Regardless of what your significant other says and feels in connection with the Baby, your Baby expects that he and you will develop his own unique friendly (and not competitive) relationship, into which the mother - for the sake of her own well-being - sometimes need not be initiated .

Preparing the breasts for lactation

The recommendation to “harden your breasts” by rubbing your nipples with a towel after a shower is hopelessly outdated. This method will not only not help in any way, but will also harm the delicate skin of the areola: irritation will appear, and during feeding, cracks will appear.

But what you should definitely pay attention to is the shape of the nipple. If it is flat or retracted, you will need to be patient and persistent because your newborn will have a hard time holding the breast properly in his mouth at first.

We advise you to buy a nipple shaper in advance - a shell-shaped device that will help it rise.

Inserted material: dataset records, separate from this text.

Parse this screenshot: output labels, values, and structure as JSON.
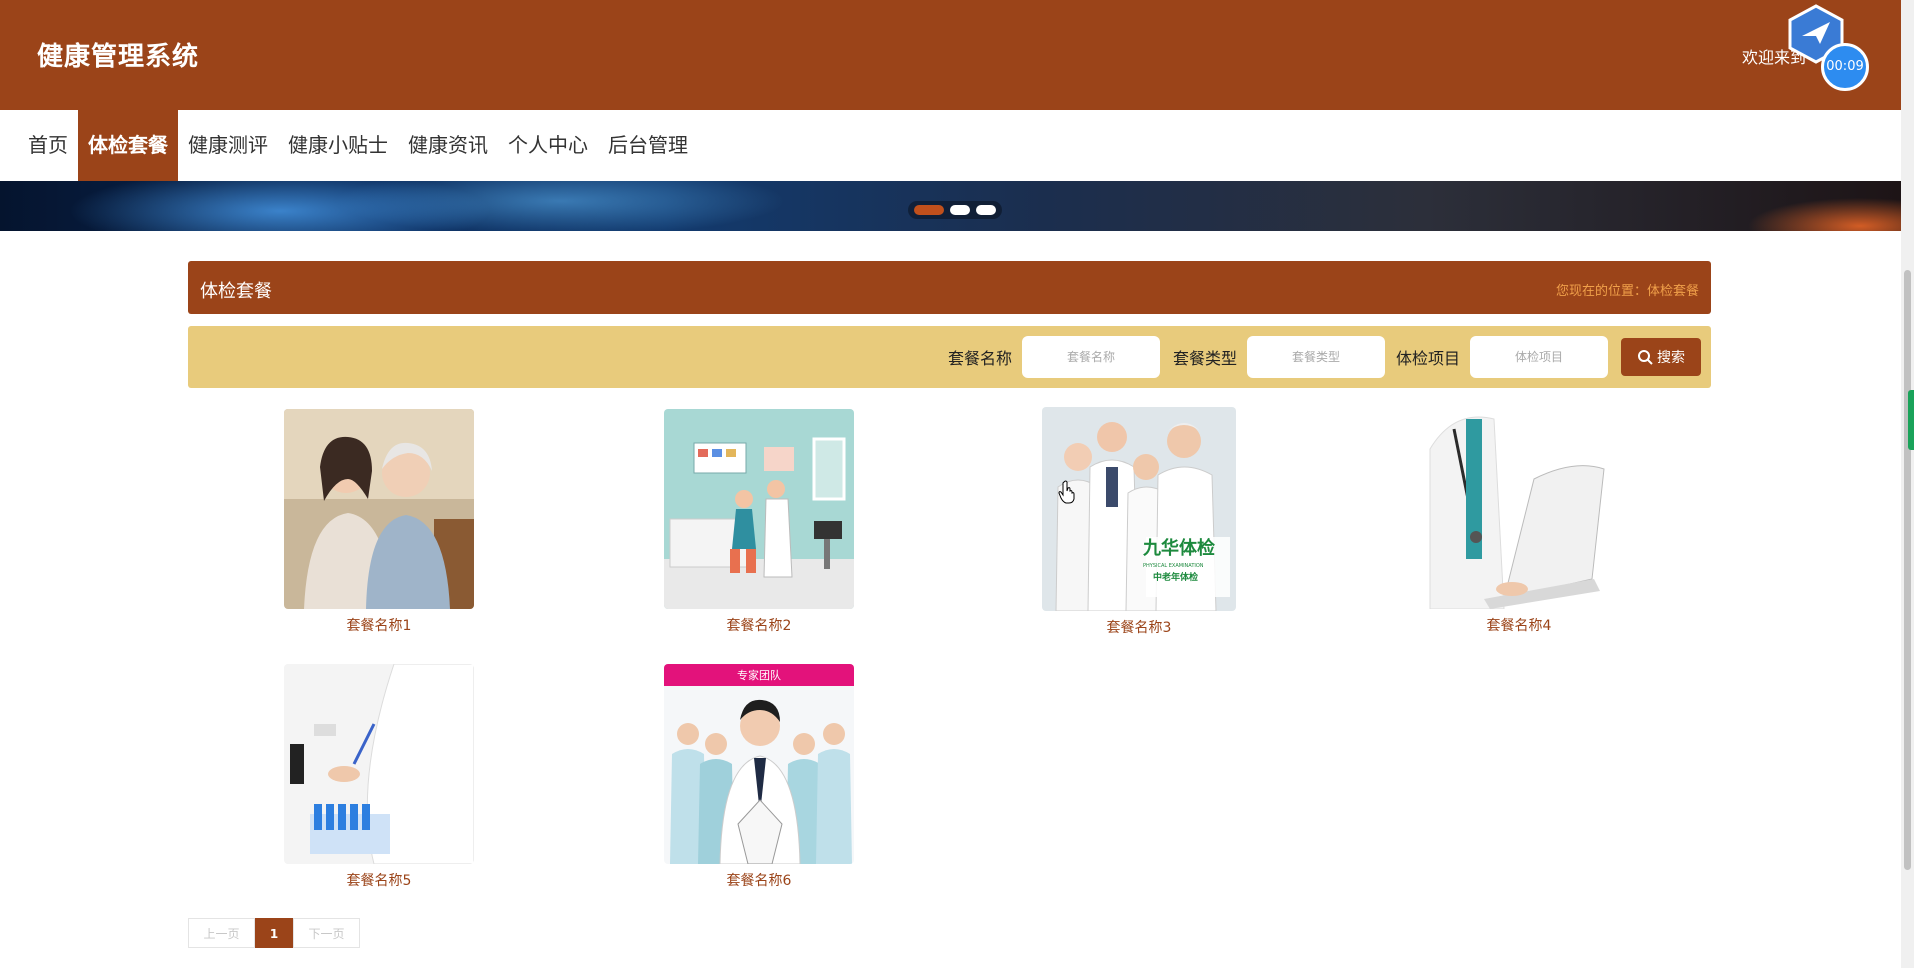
{
  "header": {
    "site_title": "健康管理系统",
    "welcome_text": "欢迎来到",
    "timer": "00:09"
  },
  "nav": {
    "items": [
      {
        "label": "首页"
      },
      {
        "label": "体检套餐",
        "active": true
      },
      {
        "label": "健康测评"
      },
      {
        "label": "健康小贴士"
      },
      {
        "label": "健康资讯"
      },
      {
        "label": "个人中心"
      },
      {
        "label": "后台管理"
      }
    ]
  },
  "banner": {
    "slides": 3,
    "active_slide": 1
  },
  "section": {
    "title": "体检套餐",
    "breadcrumb": "您现在的位置：体检套餐"
  },
  "search": {
    "fields": [
      {
        "label": "套餐名称",
        "placeholder": "套餐名称"
      },
      {
        "label": "套餐类型",
        "placeholder": "套餐类型"
      },
      {
        "label": "体检项目",
        "placeholder": "体检项目"
      }
    ],
    "button_label": "搜索"
  },
  "packages": [
    {
      "name": "套餐名称1",
      "image": "mother-daughter-photo"
    },
    {
      "name": "套餐名称2",
      "image": "clinic-illustration"
    },
    {
      "name": "套餐名称3",
      "image": "medical-team-photo",
      "image_text": "九华体检",
      "image_subtext": "PHYSICAL EXAMINATION",
      "image_caption": "中老年体检"
    },
    {
      "name": "套餐名称4",
      "image": "doctor-laptop-photo"
    },
    {
      "name": "套餐名称5",
      "image": "lab-test-tubes-photo"
    },
    {
      "name": "套餐名称6",
      "image": "expert-team-photo",
      "image_text": "专家团队"
    }
  ],
  "pagination": {
    "prev_label": "上一页",
    "current_page": "1",
    "next_label": "下一页"
  },
  "colors": {
    "brand": "#9b4419",
    "search_bg": "#e8cb7c",
    "breadcrumb": "#f0a04a",
    "timer": "#2d8cf0"
  }
}
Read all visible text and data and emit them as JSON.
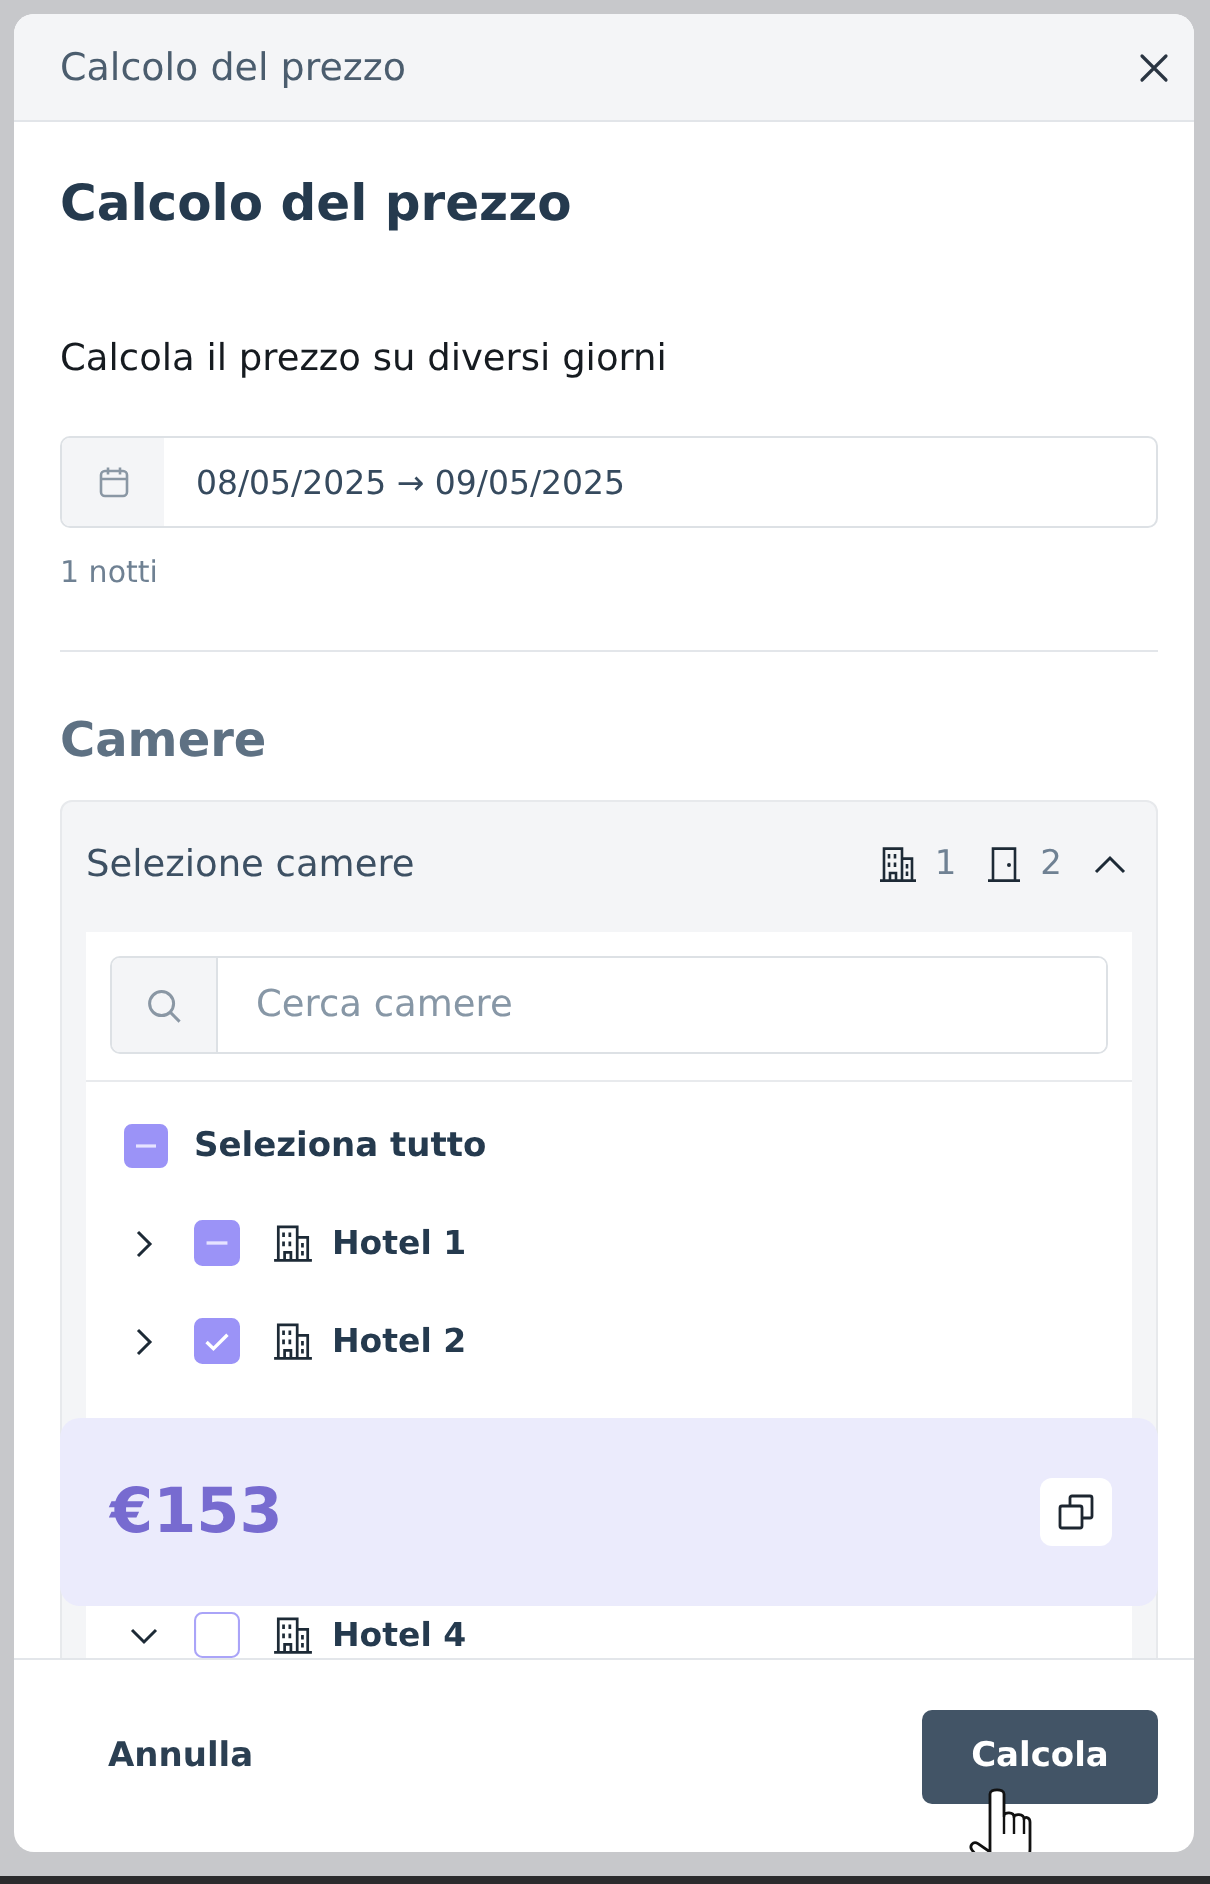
{
  "dialog": {
    "title": "Calcolo del prezzo",
    "heading": "Calcolo del prezzo"
  },
  "dates": {
    "description": "Calcola il prezzo su diversi giorni",
    "value": "08/05/2025 → 09/05/2025",
    "nights": "1 notti"
  },
  "rooms": {
    "title": "Camere",
    "panel_title": "Selezione camere",
    "expanded": true,
    "counts": [
      {
        "kind": "hotel",
        "value": "1"
      },
      {
        "kind": "room",
        "value": "2"
      }
    ],
    "search": {
      "placeholder": "Cerca camere"
    },
    "select_all": {
      "label": "Seleziona tutto",
      "checked": false,
      "indeterminate": true
    },
    "hotels": [
      {
        "label": "Hotel 1",
        "expanded": false,
        "checked": false,
        "indeterminate": true
      },
      {
        "label": "Hotel 2",
        "expanded": false,
        "checked": true,
        "indeterminate": false
      },
      {
        "label": "Hotel 4",
        "expanded": true,
        "checked": false,
        "indeterminate": false
      }
    ]
  },
  "price": {
    "value": "€153"
  },
  "footer": {
    "buttons": [
      {
        "kind": "secondary",
        "label": "Annulla"
      },
      {
        "kind": "primary",
        "label": "Calcola"
      }
    ]
  }
}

Learn comfortable feeding positions and ways to help your baby latch on correctly.

Care

If before this time you prepared your breasts for feeding with the help of special massages, now you should no longer do this, since massage of the mammary glands can provoke premature release of the hormone oxytocin, which can lead to premature labor.

But you shouldn’t give up walking; movement and fresh air are necessary not only for you, but also for your baby.

Benefit or harm? Scientists explain how epidural anesthesia affects the course of labor

Checklist for 36 weeks of pregnancy

  • Don't miss any opportunity to relax. It is better to lie down, raising your legs or sitting on your left side. This way you will restore strength, improve blood circulation and cope with swelling in your legs.
  • Install a contraction counter on your phone. Easy-to-use apps will help you differentiate between practice contractions and real ones.
  • Sing, read and just talk to your child. This has a positive effect on both his well-being and your emotional state. There is an opinion that the baby, while in the womb, remembers the sounds of the mother’s lullaby, and will calm down and fall asleep easier after birth.

Do you have any questions? We will be happy to answer them during a consultation at any time convenient for you. Leave a request on the website.

What should you do when the birth process begins?

Prenatal contractions, accompanied by nagging pain in the lower abdomen, occur in pregnant women approximately 5-7 hours before delivery. If you put your hand on the abdominal wall, you can feel the muscles tense.

It is necessary to prepare documents (birth certificate, exchange card, passport, compulsory health insurance policy, sick leave, SNILS, contract for paid childbirth), a bag with things and call an ambulance.

The duration of contractions varies from person to person; some women may experience rapid labor. If they become regular or the plug or water breaks, or there is a desire to push, then you need to immediately call an ambulance. If the contractions were only training contractions and labor activity of the uterus is not recorded during the examination, the pregnant woman can be sent back home.